Pos yang paling terakhir dan ditunggu-tunggu! Kalau di 50–30–20 rule, pos ini mirip dengan pos needs. Disini kita disarankan untuk mengalokasikan hanya 10% dari pendapatan kita perbulan. Yang biasa nongkrong di café, beli kopi ala-ala, atau setiap ada diskon pasti kalap mungkin akan kesulitan. Hal yang mengejutkan lagi bahwa jika kamu gemar belajar, hal tersebut menjadi gaya hidupmu yang mana akan membuat kamu harus mengalokasikan uangmu untuk membeli buku, daftar seminar, daftar les, dan lain-lain. Kata mbak Prita juga, yang mahal tuh bukan biaya hidup, tapi gaya hidup. Makin naik gaji kita, makin naik juga gaya hidup kita. Akupun kadang iri sama orang-orang yang bisa stay down to earth dan ngga terpengaruh sama pergaulan yang boros di lingkungan mereka. Semoga kita bisa ya, gaji naik tapi pengeluaran stabil. Aamiin.

Pos-pos tadi memang tidak semua kugunakan, karena aku bukan pengguna kartu kredit ataupun asuransi tambahan selain dari kantor dan tidak punya cicilan. Dana untuk pos zakat dan menabung aku gabung dengan dana pos investasiku di satu rekening, dana gaya hidup aku gabung di rekening biaya hidup, dan dana untuk pos DD aku pisah sendiri ke satu rekening. Apakah uangnya bisa tercampur? Tidak. Karena sudah kuanggarkan sejak gaji turun di bulan tersebut, dan aku juga berusaha mengingat dan mencatat setiap pengeluaranku di bulan tersebut, sehingga ketika keluar jalur, aku bisa cepat-cepat kembali.

Salah satu cita-citaku adalah saat aku pensiun nanti, aku tidak perlu bergantung kepada siapapun. Ada yang menyebutnya juga sebagai financial freedom, dimana kita tidak punya lagi tanggungan untuk dibayar dan kita bisa hidup sejahtera dengan segala cerita yang pernah kita torehkan di hidup kita masing-masing. Aku juga ingin banyak membantu orang-orang yang belum beruntung di luar sana.
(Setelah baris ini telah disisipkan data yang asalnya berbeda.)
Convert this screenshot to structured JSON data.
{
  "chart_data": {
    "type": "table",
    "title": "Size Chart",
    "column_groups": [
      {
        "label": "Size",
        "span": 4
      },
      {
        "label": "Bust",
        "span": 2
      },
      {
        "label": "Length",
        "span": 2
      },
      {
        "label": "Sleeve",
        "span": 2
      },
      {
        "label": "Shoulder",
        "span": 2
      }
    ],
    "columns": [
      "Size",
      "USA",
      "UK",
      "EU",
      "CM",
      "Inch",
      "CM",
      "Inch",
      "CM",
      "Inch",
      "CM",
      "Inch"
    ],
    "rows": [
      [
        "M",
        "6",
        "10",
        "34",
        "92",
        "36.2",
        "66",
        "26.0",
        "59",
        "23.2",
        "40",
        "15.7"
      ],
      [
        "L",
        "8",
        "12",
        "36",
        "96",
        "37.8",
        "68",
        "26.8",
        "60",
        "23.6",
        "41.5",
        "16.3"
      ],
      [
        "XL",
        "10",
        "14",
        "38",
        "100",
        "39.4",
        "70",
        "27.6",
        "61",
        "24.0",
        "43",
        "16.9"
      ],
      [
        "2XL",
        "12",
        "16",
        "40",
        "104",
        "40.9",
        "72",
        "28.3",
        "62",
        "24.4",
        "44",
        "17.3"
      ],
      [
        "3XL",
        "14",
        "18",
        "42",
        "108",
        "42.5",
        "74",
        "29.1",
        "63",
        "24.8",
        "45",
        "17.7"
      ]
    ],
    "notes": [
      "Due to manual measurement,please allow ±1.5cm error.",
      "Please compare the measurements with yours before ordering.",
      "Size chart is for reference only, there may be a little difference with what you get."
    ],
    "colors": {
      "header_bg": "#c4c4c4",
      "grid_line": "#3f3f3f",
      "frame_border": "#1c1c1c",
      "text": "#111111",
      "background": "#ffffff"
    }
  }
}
Kalau ada yang bilang, duh, buat makan enak aja masih mikir-mikir, gimana untuk investasi? Aku pernah dengar dari suatu sumber, untuk menjaga cashflow keuangan kita tetep baik, ada 2 cara: memperbanyak pendapatan kita atau mengurangi pengeluaran kita. Tinggal pilih. Biar bisa investasi, mungkin kita bisa cari cara untuk usaha agar pendapatan kita bertambah. Menawarkan jasa kita, atau reseller dan dropship, belajar masak, atau belajar dari sumber-sumber yang gratis. Mudah ngomongnya? Memang sangat mudah. Tapi bukan berarti setelah dengar itu kita boleh menyerah kan.

Segitu aja dulu, karena aku yakin pembahasannya sudah panjaang sekali. Feel free to discuss with me! Yuk sama-sama belajar.